Es gibt nicht nur wetterempfindliche und wetterunempfindliche Menschen. Die Übergänge sind fließend und man teilt die große Zahl der vom Wetter beeinflussbaren Menschen in folgende drei Gruppen ein:

  • Bei den Wetterreagierenden passt sich der Organismus unbemerkt den wechselnden Wetterbedingungen an. Sie verspüren in der Regel keine Beschwerden.
  • Wetterfühlige Menschen fühlen, wenn sich das Wetter ändert. Sie reagieren mit Unwohlsein. Manche klagen über Kopfschmerzen, Schlafstörungen, Müdigkeit, Herzklopfen oder Blutdruckbeschwerden.
  • Die Wetterempfindlichen haben im Laufe ihres Lebens Krankheiten und Verletzungen erlitten, die sie gegenüber dem Wetter besonders empfindlich machen. So können beispielsweise alte Operationsnarben oder Knochenbrüche bei Wetteränderungen schmerzhafte Empfindungen hervorrufen.

Kann das Wetter krank machen?
Als wetterfühlig werden Menschen bezeichnet, die Luftdruck, Luftfeuchtigkeit, Temperatur, Sonnenlicht, elektroklimatische Verhältnisse und andere Wetterfaktoren verstärkt wahrnehmen und übermäßig darauf reagieren.

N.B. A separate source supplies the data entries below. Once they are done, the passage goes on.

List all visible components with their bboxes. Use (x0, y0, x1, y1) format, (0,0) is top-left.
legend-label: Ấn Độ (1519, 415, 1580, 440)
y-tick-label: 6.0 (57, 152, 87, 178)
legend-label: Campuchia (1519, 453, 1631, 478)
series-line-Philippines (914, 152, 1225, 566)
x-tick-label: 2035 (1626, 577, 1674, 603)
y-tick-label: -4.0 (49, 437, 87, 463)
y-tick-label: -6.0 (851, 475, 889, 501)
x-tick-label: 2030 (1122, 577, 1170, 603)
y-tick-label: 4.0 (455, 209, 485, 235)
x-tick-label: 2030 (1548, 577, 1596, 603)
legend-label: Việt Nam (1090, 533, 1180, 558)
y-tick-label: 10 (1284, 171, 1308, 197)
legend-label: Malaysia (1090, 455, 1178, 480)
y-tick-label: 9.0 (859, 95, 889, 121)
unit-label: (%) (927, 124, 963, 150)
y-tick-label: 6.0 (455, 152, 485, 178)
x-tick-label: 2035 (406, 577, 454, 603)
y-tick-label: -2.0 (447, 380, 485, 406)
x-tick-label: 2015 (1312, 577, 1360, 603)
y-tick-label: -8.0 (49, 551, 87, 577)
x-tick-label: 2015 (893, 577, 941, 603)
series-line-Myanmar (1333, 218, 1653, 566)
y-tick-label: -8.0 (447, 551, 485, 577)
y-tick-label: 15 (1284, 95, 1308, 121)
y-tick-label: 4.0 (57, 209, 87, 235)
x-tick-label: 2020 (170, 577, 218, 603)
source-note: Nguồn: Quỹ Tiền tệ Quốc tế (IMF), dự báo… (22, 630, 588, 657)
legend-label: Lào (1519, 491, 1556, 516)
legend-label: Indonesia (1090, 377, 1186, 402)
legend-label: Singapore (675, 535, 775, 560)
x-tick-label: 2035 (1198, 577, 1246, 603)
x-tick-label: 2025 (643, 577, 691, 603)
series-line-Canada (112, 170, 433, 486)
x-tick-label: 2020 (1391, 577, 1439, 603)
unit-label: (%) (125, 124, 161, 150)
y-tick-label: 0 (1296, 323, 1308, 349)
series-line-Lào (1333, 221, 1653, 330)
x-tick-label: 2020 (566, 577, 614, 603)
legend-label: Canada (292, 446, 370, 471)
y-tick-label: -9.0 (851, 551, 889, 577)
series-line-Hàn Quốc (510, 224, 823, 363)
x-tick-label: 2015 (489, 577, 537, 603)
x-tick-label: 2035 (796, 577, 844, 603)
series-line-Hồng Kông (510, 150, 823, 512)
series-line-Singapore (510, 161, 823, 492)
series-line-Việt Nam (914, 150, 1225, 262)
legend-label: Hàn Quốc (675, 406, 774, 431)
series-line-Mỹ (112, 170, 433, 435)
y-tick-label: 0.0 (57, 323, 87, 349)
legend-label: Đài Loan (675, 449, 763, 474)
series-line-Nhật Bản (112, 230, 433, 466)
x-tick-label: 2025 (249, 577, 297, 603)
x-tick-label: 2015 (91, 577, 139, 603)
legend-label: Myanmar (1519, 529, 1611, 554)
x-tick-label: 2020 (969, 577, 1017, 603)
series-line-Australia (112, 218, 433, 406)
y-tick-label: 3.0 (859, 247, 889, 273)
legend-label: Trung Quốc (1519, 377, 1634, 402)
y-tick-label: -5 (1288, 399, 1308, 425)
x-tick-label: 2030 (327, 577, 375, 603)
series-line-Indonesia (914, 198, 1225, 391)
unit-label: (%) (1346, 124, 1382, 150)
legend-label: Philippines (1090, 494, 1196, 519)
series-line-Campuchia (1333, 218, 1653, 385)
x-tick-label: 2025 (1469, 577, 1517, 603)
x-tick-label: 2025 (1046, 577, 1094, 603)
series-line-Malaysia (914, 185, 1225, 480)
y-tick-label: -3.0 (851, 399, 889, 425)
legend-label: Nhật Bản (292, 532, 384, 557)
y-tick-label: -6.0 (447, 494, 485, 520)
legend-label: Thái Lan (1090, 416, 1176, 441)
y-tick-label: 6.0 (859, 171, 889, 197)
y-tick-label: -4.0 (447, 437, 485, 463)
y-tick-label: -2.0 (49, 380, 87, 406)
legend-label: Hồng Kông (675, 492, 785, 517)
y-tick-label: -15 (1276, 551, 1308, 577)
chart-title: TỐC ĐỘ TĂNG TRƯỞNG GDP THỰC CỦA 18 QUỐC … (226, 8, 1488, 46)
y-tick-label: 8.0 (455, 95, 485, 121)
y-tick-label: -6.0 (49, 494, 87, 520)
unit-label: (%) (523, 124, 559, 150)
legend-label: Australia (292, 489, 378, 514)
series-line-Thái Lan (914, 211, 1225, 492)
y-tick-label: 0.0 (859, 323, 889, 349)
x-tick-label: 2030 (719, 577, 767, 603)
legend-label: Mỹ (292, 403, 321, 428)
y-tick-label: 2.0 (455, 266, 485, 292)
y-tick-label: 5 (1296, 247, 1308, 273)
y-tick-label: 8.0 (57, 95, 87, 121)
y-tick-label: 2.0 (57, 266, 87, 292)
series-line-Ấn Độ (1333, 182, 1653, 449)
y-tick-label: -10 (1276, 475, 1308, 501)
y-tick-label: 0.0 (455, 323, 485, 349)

Wetterbedingte Beschwerden unterscheiden sich aber dennoch klar von „normalen Krankheiten“. Obwohl der betroffene Mensch ganz erheblich darunter leidet, kann der Arzt auch durch gründliche Untersuchungen keine krankhaften Veränderungen an den betreffenden Organen nachweisen. Wetterbedingte Beschwerden müssen somit als Symptom eines geschwächten Organismus gesehen werden, der nicht mehr in der Lage ist die verschiedenen Veränderungen zu kompensieren. Ebenso gilt inzwischen die Annahme als gesichert, dass unser vegetatives Nervensystem die Wetterreize wie eine Antenne aufnimmt. Wie diese Abläufe aber im Detail stattfinden, ist noch unbekannt. Mit Sicherheit spielen kleine und häufige Druckschwankungen eine Schlüsselrolle, welche immer dann auftreten, wenn verschiedene Luftmassen übereinander gleiten. Dies stimmt gut überein mit der Anhäufung der wetterbedingten Beschwerden, die sowohl im Bereich der Fronten beim Durchzug eines Tiefs  auftreten, als auch beim Aufgleiten des Föhns über den Kaltluftsee.
Ein gesunder und seelisch stabiler Mensch kann die Wetterreize weitgehend ausgleichen. Er leidet also nicht spürbar darunter. Wetterempfindlichkeit tritt erst dann auf, wenn diese natürliche Anpassung an das Wetter durch Krankheiten oder falsche Ernährungs- und Lebensgewohnheiten gestört wird. Menschen, die sehr stark unter wetterbedingten Beschwerden leiden, sollten dies mit ihrem Arzt besprechen. Möglicherweise sind andere, bisher noch nicht entdeckte Ursachen mitverantwortlich dafür. Die Linderung der Schmerzen durch Medikamente sollte nur auf ärztliche Beratung erfolgen und vorübergehend sein.
Eine vollwertige Ernährung, viel Bewegung an der frischen Luft und weitere Komponenten, die den menschlichen Körper und die Psyche positiv unterstützen, sorgen für ein natürliches Gleichgewicht und helfen dem Menschen bei seiner natürlichen Anpassung an die sich dauernd verändernde Umwelt.